Ministério Público acusa 12 de desvios na Funasa e quer devolução de R$ 6,5 milhões

Do UOL Notícias
Em São Paulo

(Texto atualizado às 16h55)

O Ministério Público Federal no Distrito Federal entrou com ação de improbidade administrativa contra o ex-presidente da Funasa (Fundação Nacional de Saúde) Paulo Lustosa e mais 11 pessoas por desvio de dinheiro público.

O grupo é acusado de favorecer a empresa Digilab, contratada em 2006 para implementar a TV Funasa, por um valor anual de R$ 14 milhões.
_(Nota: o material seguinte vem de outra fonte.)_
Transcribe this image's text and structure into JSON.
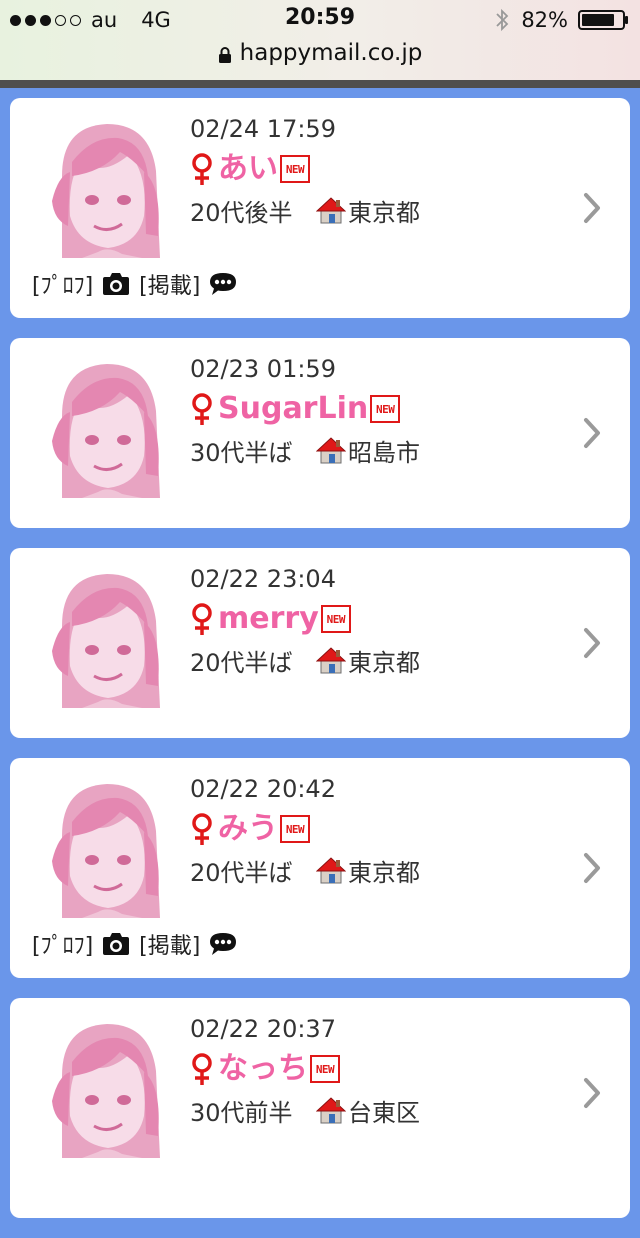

O MP vê irregularidades na licitação, superfaturamento e inexecução do contrato.


O Ministério Público diz que a transação causou prejuízo de R$ 6,5 milhões aos cofres públicos, valor pago pela Funasa à Digilab antes da suspensão do contrato pelo Tribunal de Contas da União (TCU), em abril de 2007.

Na ação, o MPF pede a anulação definitiva do contrato, a devolução corrigida do dinheiro pago e a condenação dos envolvidos por improbidade administrativa.

Segundo os procuradores Raquel Branquinho e José Alfredo Silva, os envolvidos "valeram-se dos cargos ocupados na Funasa para efetivar uma contratação extremamente desfavorável ao interesse público; desnecessária para o órgão contratante, com um custo extremamente elevado e com sobrepreço em relação aos parâmetros de mercado".

A assessoria de imprensa da Funasa afirmou que a fundação não vai se pronunciar sobre o assunto porque a Justiça ainda não acatou a denúncia.

Irregularidades
De acordo com o Ministério Público, as ilegalidades na contratação da Digilab começaram ainda na definição do serviço. Não houve qualquer estudo técnico para comprovar a necessidade, os custos e a viabilidade operacional de se implementar uma TV corporativa na Funasa.

As áreas de recursos humanos e comunicação, principais afetadas pelo projeto nem sequer foram consultadas. O projeto básico não definiu os equipamentos e softwares necessários, tampouco especificou o número ou a qualificação dos profissionais a serem contratados. "Era um verdadeiro cheque em branco a favor da empresa contratada", definem os procuradores.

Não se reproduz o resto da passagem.